LIFELINE Australia will continue to answer calls during the COVID-19 crisis, prepared to operate under any government-imposed restrictions.
The organisation’s chairman John Brogden said as the nation’s leading suicide prevention service provider, Lifeline was committed to being available to any person through its 131 114 phone line, text and online service.
“This summer Lifeline received a sustained 10pc to 15pc increase in calls as a result of the bushfires,” Mr Brogden revealed.
“Now with COVID-19 and the resulting enforced closures, financial stress, social isolation and concern about health, our calls are only expected to increase.
“Last week alone 23pc of our callers to Lifeline discussed novel coronavirus.”
As they put new measures in place to deal with the influx of calls, Mr Brogden called on Australians to look out for each other.
“The current social isolation policy means many of the important opportunities for people to connect with each other and do things they enjoy are being stopped,” he said.
“For someone who is already struggling, this can be a huge blow.
“We are asking people to look out for those who may struggle through isolation, especially if they live on their own.”
He urged people to be creative about how they can stay in touch with people during this uncertain period.
“If you cannot knock on their door, be imaginative in how you can connect – give someone a call, write them an email, put a note under their door, sing under their window,” he said.
“By reaching out to someone who may be struggling and letting them know you care, you can send a really powerful message of hope.”
Highlighting Lifeline’s critical importance throughout the pandemic, Mr Brodgen said many Australians would struggle with isolation and heightened anxiety.

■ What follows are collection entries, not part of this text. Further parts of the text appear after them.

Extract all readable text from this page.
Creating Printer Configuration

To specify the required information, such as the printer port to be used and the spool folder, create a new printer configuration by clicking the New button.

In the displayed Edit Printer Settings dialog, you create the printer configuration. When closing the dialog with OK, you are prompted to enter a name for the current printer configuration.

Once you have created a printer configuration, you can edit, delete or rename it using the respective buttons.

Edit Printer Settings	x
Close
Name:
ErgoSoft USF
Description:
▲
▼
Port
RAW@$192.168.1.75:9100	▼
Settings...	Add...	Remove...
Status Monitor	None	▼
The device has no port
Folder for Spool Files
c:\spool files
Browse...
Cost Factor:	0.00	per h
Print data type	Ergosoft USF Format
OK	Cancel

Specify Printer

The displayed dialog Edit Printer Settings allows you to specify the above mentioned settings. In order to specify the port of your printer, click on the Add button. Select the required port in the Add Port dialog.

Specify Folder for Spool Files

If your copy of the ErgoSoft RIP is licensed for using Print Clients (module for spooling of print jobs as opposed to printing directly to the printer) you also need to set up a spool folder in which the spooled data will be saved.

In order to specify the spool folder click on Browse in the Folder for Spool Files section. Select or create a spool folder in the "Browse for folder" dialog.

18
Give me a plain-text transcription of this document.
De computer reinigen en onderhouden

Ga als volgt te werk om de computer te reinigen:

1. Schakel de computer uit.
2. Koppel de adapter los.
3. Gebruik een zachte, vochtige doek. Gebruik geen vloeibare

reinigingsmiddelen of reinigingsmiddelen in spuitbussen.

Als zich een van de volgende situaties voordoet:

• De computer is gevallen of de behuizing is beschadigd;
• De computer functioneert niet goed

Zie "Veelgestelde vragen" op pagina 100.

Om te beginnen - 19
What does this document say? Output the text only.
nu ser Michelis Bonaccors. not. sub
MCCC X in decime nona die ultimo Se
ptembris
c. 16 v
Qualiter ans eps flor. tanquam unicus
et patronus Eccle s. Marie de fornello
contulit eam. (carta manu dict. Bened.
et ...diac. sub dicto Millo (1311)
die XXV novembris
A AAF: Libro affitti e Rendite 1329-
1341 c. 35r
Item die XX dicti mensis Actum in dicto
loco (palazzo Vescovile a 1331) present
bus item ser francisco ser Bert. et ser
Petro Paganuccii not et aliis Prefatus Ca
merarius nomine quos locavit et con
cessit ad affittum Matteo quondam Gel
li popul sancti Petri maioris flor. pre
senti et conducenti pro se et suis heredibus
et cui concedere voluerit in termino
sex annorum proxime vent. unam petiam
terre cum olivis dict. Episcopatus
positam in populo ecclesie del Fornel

“It will be more important than ever that Lifeline can be here for any Australian who is feeling overwhelmed and needs someone to talk to,” he said.
“We want to reassure every Australian that we will still be here for you, at any time you need us on 131 114.”
Lifeline receives up to 3000 calls a day – a call from an Australian in crisis every 30 seconds.
“This summer, our communities have faced some extraordinary challenges, drought, flood, bushfires and now COVID-19, all on top of the usual stress people experience,” Mr Brogden said.
“What this summer has shown is that when feeling overwhelmed, Australians turn to Lifeline for support and we are committed to being here for them.”